A couple of times, you've mentioned that you don't know the distribution of the data, which is of course true. I mean, tomorrow there could be a day that is 150 degree F, with 2000km/hr winds, but it seems pretty unlikely.

I would argue that you have a very good idea of the distribution, since you have a long historical record. Given that, you can put everything in terms of quantiles of the historical distribution, and do something with absolute or squared difference of the quantiles on all measures. This is another normalization method, but one that accounts for the non-linearities in the data.

Normalization in any style should make all variables comparable.

As example, let's say that a day it's a windy, hot day: that might have a temp quantile of .75, and a wind quantile of .75. The .76 quantile for heat might be 1 degree away, and the one for wind might be 3kmh away.

This focus on the empirical distribution is easy to understand as well, and could be more robust than normal estimation (like Mean-square-error).

Gregg Lind
Weather is just one example type of data this algorithm could be used for. I don't know what type of data will be fed into it. It could be hot dog sales at a baseball stadium, the number of cars traveling on a highway, electricity load, etc.
Adam Hughes
+1  A: 

Talk to a statistician.

Seriously.

They do this type of thing for a living.

You write that the "similarity of two sets is a bit subjective", but it's not subjective at all-- it's a matter of determining the appropriate criteria for similarity for your problem domain.

This is one of those situation where you are much better off speaking to a professional than asking a bunch of programmers.

Michael Dorfman
+1  A: 

Use the pearson correlation coefficient. I figured out how to calculate it in an SQL query which can be found here: http://vanheusden.com/misc/pearson.php

A: 

Are the two data sets ordered, or not?

If ordered, are the indices the same? equally spaced?

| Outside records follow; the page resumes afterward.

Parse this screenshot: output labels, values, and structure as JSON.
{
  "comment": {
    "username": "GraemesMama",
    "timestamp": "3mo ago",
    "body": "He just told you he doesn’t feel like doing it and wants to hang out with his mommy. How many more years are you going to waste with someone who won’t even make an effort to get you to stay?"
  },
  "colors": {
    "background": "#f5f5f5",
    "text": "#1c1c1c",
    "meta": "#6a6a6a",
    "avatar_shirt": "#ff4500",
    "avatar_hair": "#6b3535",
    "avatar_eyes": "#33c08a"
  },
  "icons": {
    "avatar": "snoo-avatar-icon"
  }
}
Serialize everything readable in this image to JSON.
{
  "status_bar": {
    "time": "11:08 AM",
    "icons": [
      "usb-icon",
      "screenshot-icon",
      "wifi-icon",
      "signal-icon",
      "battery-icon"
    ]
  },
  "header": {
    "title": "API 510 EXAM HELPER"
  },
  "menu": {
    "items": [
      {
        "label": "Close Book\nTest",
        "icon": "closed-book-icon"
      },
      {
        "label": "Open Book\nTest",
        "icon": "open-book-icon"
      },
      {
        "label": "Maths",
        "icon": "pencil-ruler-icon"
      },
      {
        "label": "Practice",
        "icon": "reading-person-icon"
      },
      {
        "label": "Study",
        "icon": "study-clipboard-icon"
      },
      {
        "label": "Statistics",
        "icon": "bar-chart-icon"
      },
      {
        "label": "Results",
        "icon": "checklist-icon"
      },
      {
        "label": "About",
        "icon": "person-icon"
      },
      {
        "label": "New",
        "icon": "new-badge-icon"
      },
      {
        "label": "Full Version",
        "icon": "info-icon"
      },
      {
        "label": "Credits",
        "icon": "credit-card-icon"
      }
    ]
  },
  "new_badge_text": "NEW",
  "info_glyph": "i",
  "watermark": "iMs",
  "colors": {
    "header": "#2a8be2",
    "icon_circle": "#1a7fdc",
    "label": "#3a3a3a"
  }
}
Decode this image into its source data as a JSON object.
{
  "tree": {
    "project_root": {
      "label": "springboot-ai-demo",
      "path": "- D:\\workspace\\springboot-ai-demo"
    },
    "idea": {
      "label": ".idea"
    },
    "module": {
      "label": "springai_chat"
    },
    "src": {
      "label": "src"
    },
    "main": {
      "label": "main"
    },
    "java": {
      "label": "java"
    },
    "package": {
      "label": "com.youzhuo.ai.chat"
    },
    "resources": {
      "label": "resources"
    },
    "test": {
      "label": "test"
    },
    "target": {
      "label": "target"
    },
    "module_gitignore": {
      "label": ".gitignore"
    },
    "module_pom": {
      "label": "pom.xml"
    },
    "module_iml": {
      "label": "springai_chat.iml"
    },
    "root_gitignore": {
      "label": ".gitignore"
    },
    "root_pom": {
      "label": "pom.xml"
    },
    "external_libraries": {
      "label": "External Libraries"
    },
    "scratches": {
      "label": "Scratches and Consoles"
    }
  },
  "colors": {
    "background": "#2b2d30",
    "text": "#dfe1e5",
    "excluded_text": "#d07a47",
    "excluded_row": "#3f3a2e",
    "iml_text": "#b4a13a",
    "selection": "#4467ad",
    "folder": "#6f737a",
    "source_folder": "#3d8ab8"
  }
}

If the indices are common (temperatures measured on the same days (but different locations), for example, you can regress the first data set against the second, and then test that the slope is equal to 1, and that the intercept is 0.
http://stattrek.com/AP-Statistics-4/Test-Slope.aspx?Tutorial=AP

Otherwise, you can do two regressions, of the y=values against their indices. http://en.wikipedia.org/wiki/Correlation. You'd still want to compare slopes and intercepts.

====

If unordered, I think you want to look at the cumulative distribution functions http://en.wikipedia.org/wiki/Cumulative_distribution_function

One relevant test is Kolmogorov-Smirnov: http://en.wikipedia.org/wiki/Kolmogorov-Smirnov_test

You could also look at

Student's t-test, http://en.wikipedia.org/wiki/Student%27s_t-test

or a Wilcoxon signed-rank test http://en.wikipedia.org/wiki/Wilcoxon_signed-rank_test

to test equality of means between the two samples.

And you could test for equality of variances with a Levene test http://www.itl.nist.gov/div898/handbook/eda/section3/eda35a.htm

Note: it is possible for dissimilar sets of data to have the same mean and variance -- depending on how rigorous you want to be (and how much data you have), you could consider testing for equality of higher moments, as well.